Suppose scores on a college entrance exam are normally distributed with a mean of 550 and a standard deviation of 100. Find the probability that a student taking the test will score less than 400. Round to four decimal places.

Answer 1

Probability that a student taking the test will score less than 400 is 0.0668.

Explanation:

We are given that scores on a college entrance exam are normally distributed with a mean of 550 and a standard deviation of 100.

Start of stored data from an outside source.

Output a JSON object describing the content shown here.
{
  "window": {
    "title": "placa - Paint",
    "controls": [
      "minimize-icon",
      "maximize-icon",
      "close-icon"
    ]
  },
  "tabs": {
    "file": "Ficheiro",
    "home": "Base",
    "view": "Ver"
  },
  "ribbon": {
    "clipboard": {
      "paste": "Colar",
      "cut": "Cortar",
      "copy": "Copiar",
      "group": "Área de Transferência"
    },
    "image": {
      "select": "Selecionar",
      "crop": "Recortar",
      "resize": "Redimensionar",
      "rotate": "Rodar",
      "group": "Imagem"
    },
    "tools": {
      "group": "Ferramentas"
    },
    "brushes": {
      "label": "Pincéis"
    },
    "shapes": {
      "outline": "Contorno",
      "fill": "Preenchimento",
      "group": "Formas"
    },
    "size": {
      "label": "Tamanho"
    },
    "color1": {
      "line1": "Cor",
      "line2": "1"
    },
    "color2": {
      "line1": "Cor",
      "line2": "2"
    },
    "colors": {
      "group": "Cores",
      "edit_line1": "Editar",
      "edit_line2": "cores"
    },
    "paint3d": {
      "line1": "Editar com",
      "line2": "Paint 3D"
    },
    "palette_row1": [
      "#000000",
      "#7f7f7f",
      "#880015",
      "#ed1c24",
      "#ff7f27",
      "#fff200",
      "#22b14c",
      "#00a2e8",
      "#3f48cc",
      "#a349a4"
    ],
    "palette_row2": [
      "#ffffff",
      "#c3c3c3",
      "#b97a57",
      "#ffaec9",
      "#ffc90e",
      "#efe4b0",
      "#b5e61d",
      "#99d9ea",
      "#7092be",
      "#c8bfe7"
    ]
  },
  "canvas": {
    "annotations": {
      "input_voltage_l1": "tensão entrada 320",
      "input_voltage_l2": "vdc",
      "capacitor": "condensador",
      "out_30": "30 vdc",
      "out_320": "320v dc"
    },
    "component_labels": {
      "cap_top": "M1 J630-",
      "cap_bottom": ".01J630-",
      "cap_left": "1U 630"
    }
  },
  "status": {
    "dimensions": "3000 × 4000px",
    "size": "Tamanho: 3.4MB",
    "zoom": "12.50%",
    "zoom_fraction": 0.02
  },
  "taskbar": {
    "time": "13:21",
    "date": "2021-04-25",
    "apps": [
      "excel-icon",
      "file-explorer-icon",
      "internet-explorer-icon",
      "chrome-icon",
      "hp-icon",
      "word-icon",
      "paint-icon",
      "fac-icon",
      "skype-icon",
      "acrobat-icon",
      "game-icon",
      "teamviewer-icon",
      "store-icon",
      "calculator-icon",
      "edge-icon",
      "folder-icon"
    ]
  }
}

Let, X = scores on a college entrance exam

X ~ N(
`\mu = 550, \sigma = 100^(2)`)

The z score probability distribution is given by;

Z =
`(X-\mu)/(\sigma)` ~ N(0,1)

where,
`\mu` = mean score

`\sigma` = standard deviation

So, probability that a student taking the test will score less than 400 is given by = P(X < 400)

P(X < 400) = P(
`(X-\mu)/(\sigma)` <
`(400-550)/(100)` ) = P(Z < -1.50) = 1 - P(Z
`\leq` 1.50)

= 1 - 0.9332 = 0.0668

Therefore, probability that a student taking the test will score less than 400 is 0.0668.

Answer 2

0.0668 = 6.68% probability that a student taking the test will score less than 400.

Explanation:

Problems of normally distributed samples are solved using the z-score formula.

In a set with mean
`\mu` and standard deviation
`\sigma`, the zscore of a measure X is given by:

`Z = (X - \mu)/(\sigma)`

The Z-score measures how many standard deviations the measure is from the mean. After finding the Z-score, we look at the z-score table and find the p-value associated with this z-score. This p-value is the probability that the value of the measure is smaller than X, that is, the percentile of X. Subtracting 1 by the pvalue, we get the probability that the value of the measure is greater than X.

In this problem, we have that:

`\mu = 550, \sigma = 100`

Find the probability that a student taking the test will score less than 400.

This is the pvalue of Z when X = 400. So

`Z = (X - \mu)/(\sigma)`

`Z = (400 - 550)/(100)`

`Z = -1.5`

`Z = -1.5` has a pvalue of 0.0668

0.0668 = 6.68% probability that a student taking the test will score less than 400.